ST. PETERSBURG — Lefty Josh Fleming rejoined the Rays on Saturday, looking pretty much the same as before he was sent to Triple-A Durham on Aug. 30. But he came back in a totally new role, converted from starter and bulk-innings pitcher to short reliever, with a plan to use him in select spots against lefty hitters.
Fleming was in that role in his last six outings with the Bulls, allowing five hits and one walk over seven scoreless innings. He not only threw well but harder as the velocity on his sinker went up a bit.
“We want to see him in that bullpen role where he comes in and faces a couple lefties,’’ Rays manager Kevin Cash said. “He’s always been really tough on (them) with the sinker and now the (velocity) did kick up; he’s sitting 93 (mph), popping a 94 here and there. So encouraged by that.’’

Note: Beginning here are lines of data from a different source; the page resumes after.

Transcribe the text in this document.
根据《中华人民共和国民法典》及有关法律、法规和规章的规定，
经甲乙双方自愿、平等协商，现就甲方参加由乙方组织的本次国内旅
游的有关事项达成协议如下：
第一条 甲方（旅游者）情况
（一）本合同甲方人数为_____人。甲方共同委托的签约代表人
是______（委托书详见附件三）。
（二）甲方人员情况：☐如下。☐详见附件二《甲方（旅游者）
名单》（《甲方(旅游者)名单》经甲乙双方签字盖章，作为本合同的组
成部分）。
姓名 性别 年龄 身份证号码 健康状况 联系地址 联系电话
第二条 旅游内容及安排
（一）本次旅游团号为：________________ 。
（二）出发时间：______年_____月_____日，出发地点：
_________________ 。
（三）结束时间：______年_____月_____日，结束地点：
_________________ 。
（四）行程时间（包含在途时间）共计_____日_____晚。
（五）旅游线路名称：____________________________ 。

The Rays plan to get a couple of looks at Fleming over the final week of the regular season as they start making plans for the postseason.
“He should be a very viable option out of the bullpen to face lefties,’’ Cash said, noting Fleming’s proclivity to get ground balls plays well with the team’s strong defense.

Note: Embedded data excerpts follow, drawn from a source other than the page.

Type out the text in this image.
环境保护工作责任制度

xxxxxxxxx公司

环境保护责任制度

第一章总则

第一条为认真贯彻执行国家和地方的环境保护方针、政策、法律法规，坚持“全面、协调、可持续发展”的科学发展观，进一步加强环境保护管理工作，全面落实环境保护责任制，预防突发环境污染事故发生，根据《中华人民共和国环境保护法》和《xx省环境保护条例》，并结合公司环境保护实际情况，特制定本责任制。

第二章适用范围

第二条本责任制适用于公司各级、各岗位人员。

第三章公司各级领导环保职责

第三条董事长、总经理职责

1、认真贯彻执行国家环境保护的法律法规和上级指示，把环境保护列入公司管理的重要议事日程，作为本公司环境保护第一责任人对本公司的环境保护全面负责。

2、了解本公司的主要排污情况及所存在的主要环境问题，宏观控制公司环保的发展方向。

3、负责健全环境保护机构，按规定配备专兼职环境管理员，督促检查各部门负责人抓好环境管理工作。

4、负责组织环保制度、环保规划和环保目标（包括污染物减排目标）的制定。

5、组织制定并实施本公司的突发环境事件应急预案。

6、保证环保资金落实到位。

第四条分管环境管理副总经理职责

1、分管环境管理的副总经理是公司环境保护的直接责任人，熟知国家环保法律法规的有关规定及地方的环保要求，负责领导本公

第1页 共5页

Fleming said the instructions at Durham were simple — “Let it eat. Don’t worry about it. Just throw strikes and try and throw it as hard as you can’' — though it did take him a while to get adjusted. In essence he switched from a starter’s mentality of trying “to save bullets” to being more like his good friend, reliever Pete Fairbanks.
“When I’m facing three batters, I can just throw it as hard as I can and kind of feel like Pete, but I don’t throw as hard as Pete,’’ Fleming said. “It’s just nice to go out there and just try and dominate, like literally try and blow it by people.’’

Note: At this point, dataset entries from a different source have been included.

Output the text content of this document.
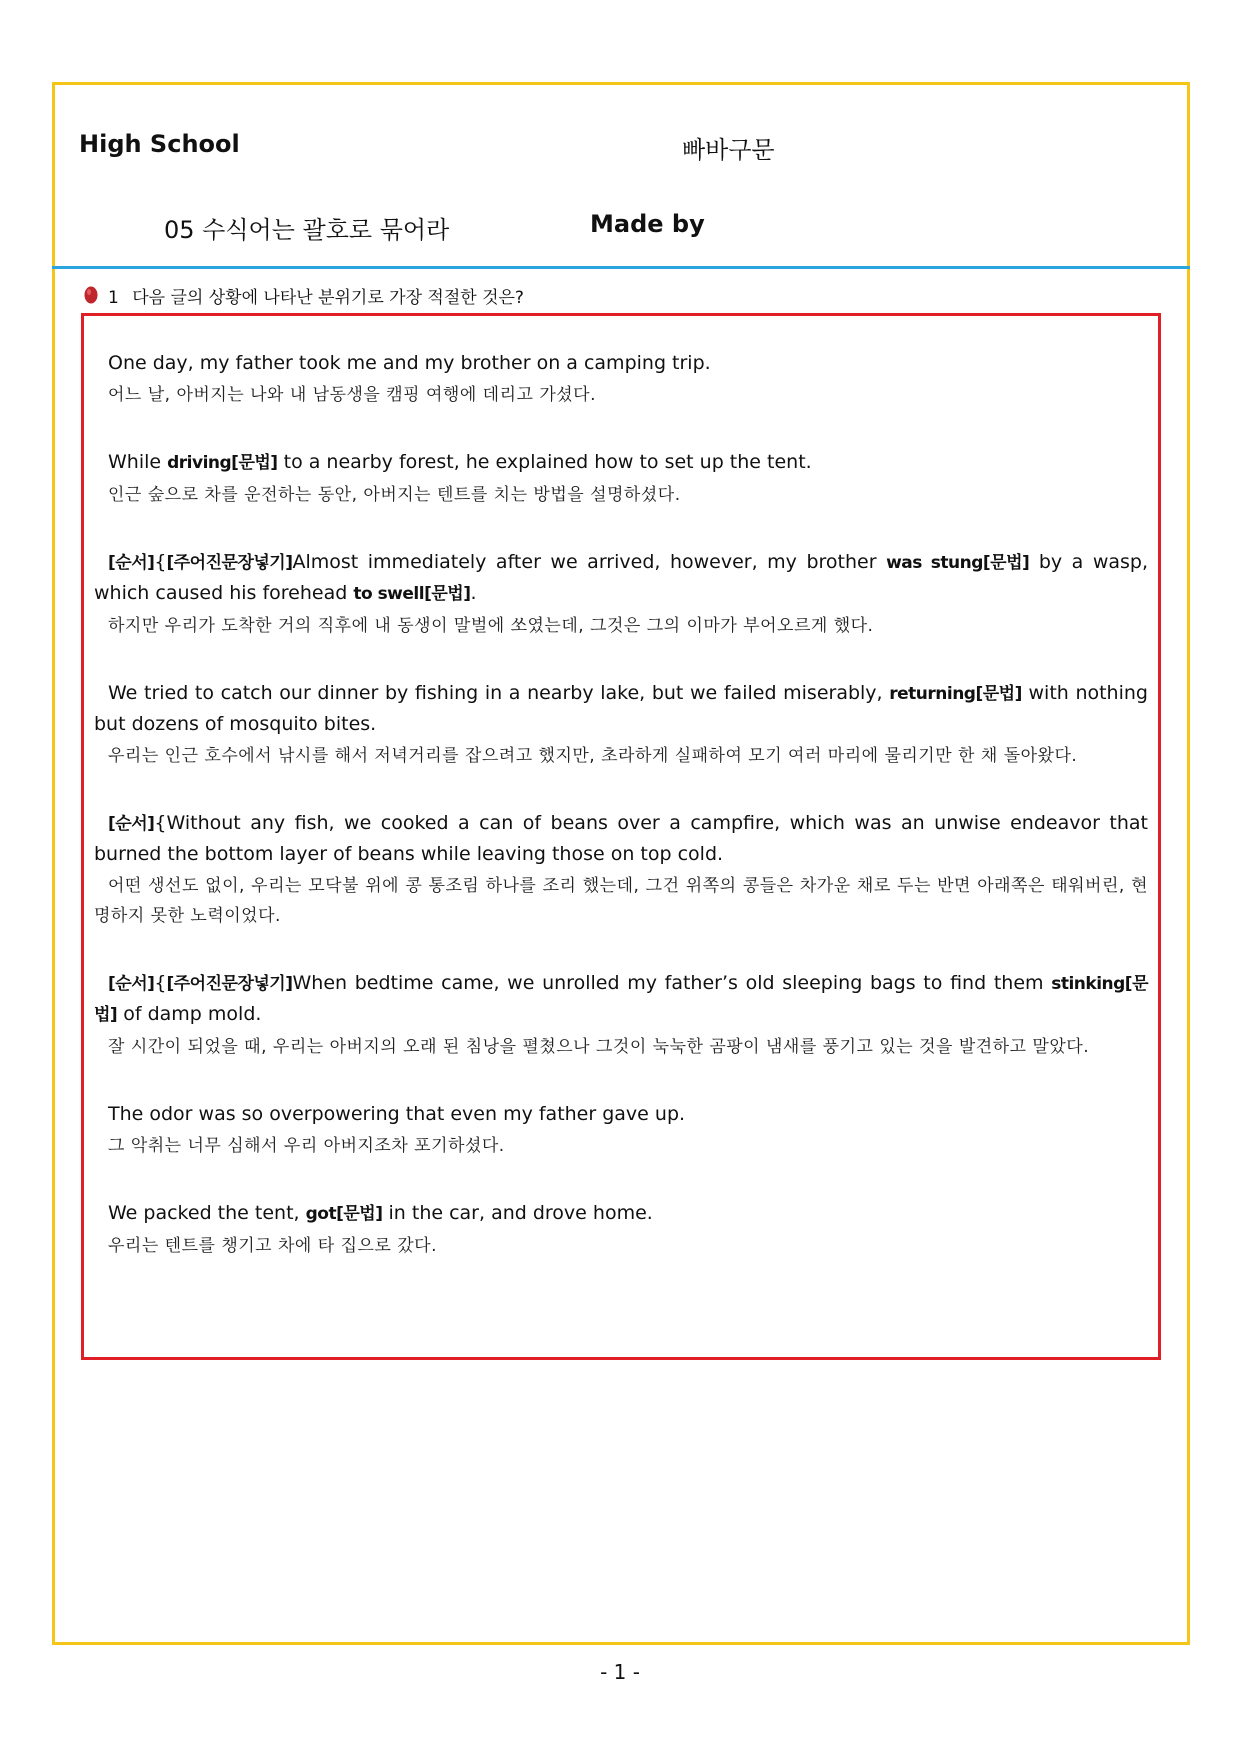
High School	빠바구문
05 수식어는 괄호로 묶어라	Made by
1 다음 글의 상황에 나타난 분위기로 가장 적절한 것은?

One day, my father took me and my brother on a camping trip.

어느 날, 아버지는 나와 내 남동생을 캠핑 여행에 데리고 가셨다.

While driving[문법] to a nearby forest, he explained how to set up the tent.

인근 숲으로 차를 운전하는 동안, 아버지는 텐트를 치는 방법을 설명하셨다.

[순서]{[주어진문장넣기]Almost immediately after we arrived, however, my brother was stung[문법] by a wasp, which caused his forehead to swell[문법].

하지만 우리가 도착한 거의 직후에 내 동생이 말벌에 쏘였는데, 그것은 그의 이마가 부어오르게 했다.

We tried to catch our dinner by fishing in a nearby lake, but we failed miserably, returning[문법] with nothing but dozens of mosquito bites.

우리는 인근 호수에서 낚시를 해서 저녁거리를 잡으려고 했지만, 초라하게 실패하여 모기 여러 마리에 물리기만 한 채 돌아왔다.

[순서]{Without any fish, we cooked a can of beans over a campfire, which was an unwise endeavor that burned the bottom layer of beans while leaving those on top cold.

어떤 생선도 없이, 우리는 모닥불 위에 콩 통조림 하나를 조리 했는데, 그건 위쪽의 콩들은 차가운 채로 두는 반면 아래쪽은 태워버린, 현명하지 못한 노력이었다.

[순서]{[주어진문장넣기]When bedtime came, we unrolled my father’s old sleeping bags to find them stinking[문법] of damp mold.

잘 시간이 되었을 때, 우리는 아버지의 오래 된 침낭을 펼쳤으나 그것이 눅눅한 곰팡이 냄새를 풍기고 있는 것을 발견하고 말았다.

The odor was so overpowering that even my father gave up.

그 악취는 너무 심해서 우리 아버지조차 포기하셨다.

We packed the tent, got[문법] in the car, and drove home.

우리는 텐트를 챙기고 차에 타 집으로 갔다.

- 1 -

A talk with Wander Franco, and a rest
Rookie shortstop Wander Franco was talked to about his poor judgment for taking an extra base late in Friday’s blowout win over the Marlins. He was not in the lineup Saturday. The Rays were leading 8-0 when Franco doubled to lead off the eighth. He then broke to steal third, though it was scored defensive indifference as the Marlins made no play. “Not ideal,’’ Cash said. “The game was probably decided (by) then. But it’s a young player that we talked to. Appreciate the way the Marlins went about it and (we) will try not to allow that to happen again. But that’s ultimately on myself and (third-base coach) Rodney (Linares) just for not staying on top of it.’’ Cash said Franco was not in the lineup because they didn’t want him to play three straight days after returning Friday from a two-week stint on the injured list with a right-hamstring strain. He’s expected back Sunday. With a walk before his double Friday, Franco extended his on-base streak to 40 games, three shy of the major-league record for players age 20 and under, set by Frank Robinson in 1956.
• Saturday’s announced crowd of 23,783 was a season high and a sellout. … In reopening the upper deck at Tropicana Field and rolling up some of the tarps, the Rays will increase capacity to about 30,000 for the first round of the playoffs and could expand it from there.
• DH Nelson Cruz was out of the lineup for the third time in the past four games, still feeling the effects of an undisclosed illness that left him tired. He pinch-hit in the seventh, flying out.
• The weekend series is a family affair for Rays outfielder Brett Phillips; Marlins third-base coach Trey Hillman is his father-in-law.
• Marlins third baseman Eddy Alvarez and manager Don Mattingly were ejected in the eighth.